This came about as I thought through Selia's plan. She couldn't hope to keep her secret unless she was certain none of Ani's family would come to visit or expect her to visit. Such separation wasn't uncommon. After teenage Marie Antionette left home to marry the French king's grandson, she never returned to Austria again. If it weren't for Bayern cutting a path through the mountains, Selia would probably have been secure. Just rumors at this point though, no saying what, if any, country Bayern plans to engage.
"Children lit noisy bucket bombs and strings of purple star-mirrors."

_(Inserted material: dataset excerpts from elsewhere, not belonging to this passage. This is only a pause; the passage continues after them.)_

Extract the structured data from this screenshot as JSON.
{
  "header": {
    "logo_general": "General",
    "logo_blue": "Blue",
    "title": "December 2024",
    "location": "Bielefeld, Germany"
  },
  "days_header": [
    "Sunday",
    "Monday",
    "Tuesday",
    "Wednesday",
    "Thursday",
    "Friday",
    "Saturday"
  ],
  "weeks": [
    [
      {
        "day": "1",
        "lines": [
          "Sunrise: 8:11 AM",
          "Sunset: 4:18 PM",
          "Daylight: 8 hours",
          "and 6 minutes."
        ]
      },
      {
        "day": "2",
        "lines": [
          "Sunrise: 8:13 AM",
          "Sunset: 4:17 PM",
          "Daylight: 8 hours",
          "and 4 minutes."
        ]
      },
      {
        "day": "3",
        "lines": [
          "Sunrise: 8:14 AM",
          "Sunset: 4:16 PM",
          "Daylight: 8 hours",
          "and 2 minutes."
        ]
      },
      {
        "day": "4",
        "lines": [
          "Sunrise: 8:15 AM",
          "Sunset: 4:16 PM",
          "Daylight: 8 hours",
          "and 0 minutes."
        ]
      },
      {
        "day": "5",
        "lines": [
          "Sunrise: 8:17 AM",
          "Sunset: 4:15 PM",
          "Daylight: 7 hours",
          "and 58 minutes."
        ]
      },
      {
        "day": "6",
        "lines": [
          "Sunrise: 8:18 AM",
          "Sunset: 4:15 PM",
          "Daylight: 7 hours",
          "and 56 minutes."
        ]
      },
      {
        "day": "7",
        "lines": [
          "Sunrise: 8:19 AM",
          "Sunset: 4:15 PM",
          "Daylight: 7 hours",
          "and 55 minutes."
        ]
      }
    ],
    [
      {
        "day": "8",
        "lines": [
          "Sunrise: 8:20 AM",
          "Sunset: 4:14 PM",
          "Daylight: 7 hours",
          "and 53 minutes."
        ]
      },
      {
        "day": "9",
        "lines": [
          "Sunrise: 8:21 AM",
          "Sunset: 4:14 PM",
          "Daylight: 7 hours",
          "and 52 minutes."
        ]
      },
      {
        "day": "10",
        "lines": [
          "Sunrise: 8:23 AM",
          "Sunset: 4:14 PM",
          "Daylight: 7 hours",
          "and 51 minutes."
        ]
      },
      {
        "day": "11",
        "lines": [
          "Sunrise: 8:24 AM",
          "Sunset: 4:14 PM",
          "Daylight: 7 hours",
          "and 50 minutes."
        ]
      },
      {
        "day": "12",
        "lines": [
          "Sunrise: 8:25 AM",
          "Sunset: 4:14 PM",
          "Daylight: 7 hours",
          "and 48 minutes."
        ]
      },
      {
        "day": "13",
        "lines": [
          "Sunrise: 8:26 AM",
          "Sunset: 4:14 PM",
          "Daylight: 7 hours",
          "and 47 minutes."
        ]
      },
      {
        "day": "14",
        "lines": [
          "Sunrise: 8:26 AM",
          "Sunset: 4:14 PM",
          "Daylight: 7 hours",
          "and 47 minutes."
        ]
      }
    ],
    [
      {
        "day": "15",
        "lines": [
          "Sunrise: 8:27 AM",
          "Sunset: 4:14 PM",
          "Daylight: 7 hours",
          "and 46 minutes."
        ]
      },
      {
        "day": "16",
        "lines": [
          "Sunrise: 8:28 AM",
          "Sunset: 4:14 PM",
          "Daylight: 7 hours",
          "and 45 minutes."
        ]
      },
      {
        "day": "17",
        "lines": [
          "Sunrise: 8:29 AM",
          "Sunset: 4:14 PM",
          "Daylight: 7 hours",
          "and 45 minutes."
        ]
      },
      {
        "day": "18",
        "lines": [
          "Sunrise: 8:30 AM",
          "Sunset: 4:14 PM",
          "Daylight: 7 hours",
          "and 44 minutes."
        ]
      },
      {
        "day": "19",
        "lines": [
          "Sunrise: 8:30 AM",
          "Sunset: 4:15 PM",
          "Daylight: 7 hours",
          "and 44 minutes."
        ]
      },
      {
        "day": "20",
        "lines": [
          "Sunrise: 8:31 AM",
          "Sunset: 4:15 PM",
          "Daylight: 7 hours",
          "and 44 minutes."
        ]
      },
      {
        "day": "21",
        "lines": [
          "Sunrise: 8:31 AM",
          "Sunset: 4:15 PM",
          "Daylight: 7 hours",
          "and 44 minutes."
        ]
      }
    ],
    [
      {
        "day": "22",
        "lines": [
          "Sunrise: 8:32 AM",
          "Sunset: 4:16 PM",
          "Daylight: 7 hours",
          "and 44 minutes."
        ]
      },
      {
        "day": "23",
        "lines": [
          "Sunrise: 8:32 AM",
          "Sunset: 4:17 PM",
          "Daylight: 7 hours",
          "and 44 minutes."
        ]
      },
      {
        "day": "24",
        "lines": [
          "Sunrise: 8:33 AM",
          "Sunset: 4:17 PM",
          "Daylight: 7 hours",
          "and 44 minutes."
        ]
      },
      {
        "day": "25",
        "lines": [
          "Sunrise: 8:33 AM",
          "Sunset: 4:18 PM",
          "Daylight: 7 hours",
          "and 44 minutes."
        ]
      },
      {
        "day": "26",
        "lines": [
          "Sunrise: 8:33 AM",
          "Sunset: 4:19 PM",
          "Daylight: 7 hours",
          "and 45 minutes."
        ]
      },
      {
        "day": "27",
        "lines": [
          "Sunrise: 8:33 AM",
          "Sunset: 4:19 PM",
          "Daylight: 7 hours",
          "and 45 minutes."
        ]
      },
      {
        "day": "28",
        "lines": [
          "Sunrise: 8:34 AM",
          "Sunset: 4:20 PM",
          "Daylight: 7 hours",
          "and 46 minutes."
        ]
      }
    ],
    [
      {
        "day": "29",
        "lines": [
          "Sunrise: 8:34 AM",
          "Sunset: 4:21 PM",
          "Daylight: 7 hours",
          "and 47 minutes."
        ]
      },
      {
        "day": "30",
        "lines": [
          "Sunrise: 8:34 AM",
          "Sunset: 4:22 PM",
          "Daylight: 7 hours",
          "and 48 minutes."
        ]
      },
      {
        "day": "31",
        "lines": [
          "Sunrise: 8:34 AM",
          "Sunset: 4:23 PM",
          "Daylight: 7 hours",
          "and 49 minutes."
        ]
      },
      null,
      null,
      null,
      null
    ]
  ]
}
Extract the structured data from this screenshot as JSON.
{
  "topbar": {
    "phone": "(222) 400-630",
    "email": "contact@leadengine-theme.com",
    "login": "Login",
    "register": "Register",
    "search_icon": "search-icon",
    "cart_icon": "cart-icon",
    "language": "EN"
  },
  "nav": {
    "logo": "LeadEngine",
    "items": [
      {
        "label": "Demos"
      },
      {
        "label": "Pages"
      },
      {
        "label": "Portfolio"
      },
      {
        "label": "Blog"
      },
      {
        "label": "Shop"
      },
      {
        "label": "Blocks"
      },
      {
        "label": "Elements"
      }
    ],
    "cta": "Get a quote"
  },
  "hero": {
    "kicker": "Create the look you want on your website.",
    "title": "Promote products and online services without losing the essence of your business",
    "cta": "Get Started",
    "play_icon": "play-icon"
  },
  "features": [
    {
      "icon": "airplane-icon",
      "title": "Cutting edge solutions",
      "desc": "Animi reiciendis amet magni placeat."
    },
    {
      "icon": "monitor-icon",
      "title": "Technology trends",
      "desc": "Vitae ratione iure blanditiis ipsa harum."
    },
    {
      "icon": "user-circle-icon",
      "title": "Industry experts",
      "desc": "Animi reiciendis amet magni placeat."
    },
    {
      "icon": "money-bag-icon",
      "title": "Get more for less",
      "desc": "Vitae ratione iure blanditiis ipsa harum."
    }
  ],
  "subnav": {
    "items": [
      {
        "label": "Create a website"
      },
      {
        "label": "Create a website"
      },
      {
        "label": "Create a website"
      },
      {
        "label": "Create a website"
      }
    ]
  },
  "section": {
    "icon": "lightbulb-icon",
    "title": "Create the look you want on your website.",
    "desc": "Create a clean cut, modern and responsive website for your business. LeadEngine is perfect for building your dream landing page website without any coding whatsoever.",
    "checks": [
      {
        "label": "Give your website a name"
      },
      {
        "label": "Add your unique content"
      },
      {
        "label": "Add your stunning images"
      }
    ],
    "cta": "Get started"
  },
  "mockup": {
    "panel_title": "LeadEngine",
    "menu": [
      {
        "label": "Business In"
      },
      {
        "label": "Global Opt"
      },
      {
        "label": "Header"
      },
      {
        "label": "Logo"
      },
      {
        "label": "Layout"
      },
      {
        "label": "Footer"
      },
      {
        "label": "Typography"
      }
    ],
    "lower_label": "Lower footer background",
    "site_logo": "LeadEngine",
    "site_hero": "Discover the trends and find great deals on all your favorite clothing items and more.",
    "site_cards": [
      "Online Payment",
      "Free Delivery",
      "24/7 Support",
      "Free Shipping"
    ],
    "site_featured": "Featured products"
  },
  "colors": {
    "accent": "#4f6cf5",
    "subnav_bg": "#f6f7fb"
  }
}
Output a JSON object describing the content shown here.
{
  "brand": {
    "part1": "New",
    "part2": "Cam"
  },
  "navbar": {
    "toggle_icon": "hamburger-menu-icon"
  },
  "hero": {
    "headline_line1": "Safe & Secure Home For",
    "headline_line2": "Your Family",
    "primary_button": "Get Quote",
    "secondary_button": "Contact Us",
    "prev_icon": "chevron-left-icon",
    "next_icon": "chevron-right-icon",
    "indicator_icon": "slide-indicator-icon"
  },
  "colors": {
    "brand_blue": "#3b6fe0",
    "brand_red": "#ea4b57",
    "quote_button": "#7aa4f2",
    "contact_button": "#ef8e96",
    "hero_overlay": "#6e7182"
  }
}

Hey, this line was in my original first chapter! I must have reused it here.
The javelin dancers
This was also a detail Tacitus wrote of the early Germans.
The temporary tattoo
Just, I love this bit.
These were loosely based on a group I met in Paraguay. The law was pretty rogue there, no sign of police most anywhere. (The only time I ever saw a police officer he grabbed a girl's butt.) But in one neighborhood there was this man, very charismatic, who took it upon himself to keep the peace. He had lots of friends and they would spend evenings drinking and barbecuing in the street and walking around in groups to keep an eye on things. It made everyone in that neighborhood feel safe. I wanted to expand the peace-keepers in Enna Burning but ended up cutting them out about draft 3.
Angie asks, "Do you ever find yourself in the trap of overusing and abusing the same words or phrases? If so, do you have tips on how to avoid it or fix it?" My advice is a lot of revision. The more I read through my own work, the better I know it and can keep an ear out for repetition. Often if I notice too many uses of one word, I'll do document searches for the word and make changes. The more I write and read, the more words and phrases in my head to choose from. And I do uses a thesaurus a lot, not to find words I don't know but to remind myself of the many different words there are to choose from.
Marissa asks, "I worried a bit about asking this because it's a bit spoilery, but do you know what other speaking gift Ani's mother has?" I don't think she has any. She's out of balance.
Danielle asks, "What's your favorite part of the writing process? Does it always change from book to book, or is there a part of it that you always love doing?" Any time I come up with a sentence that makes me happy, a word that fits just right, an unexpected scene that flows. There's a lot of hard, sometimes frustrating work before I earn a smooth, perfect scene, but it's worth it.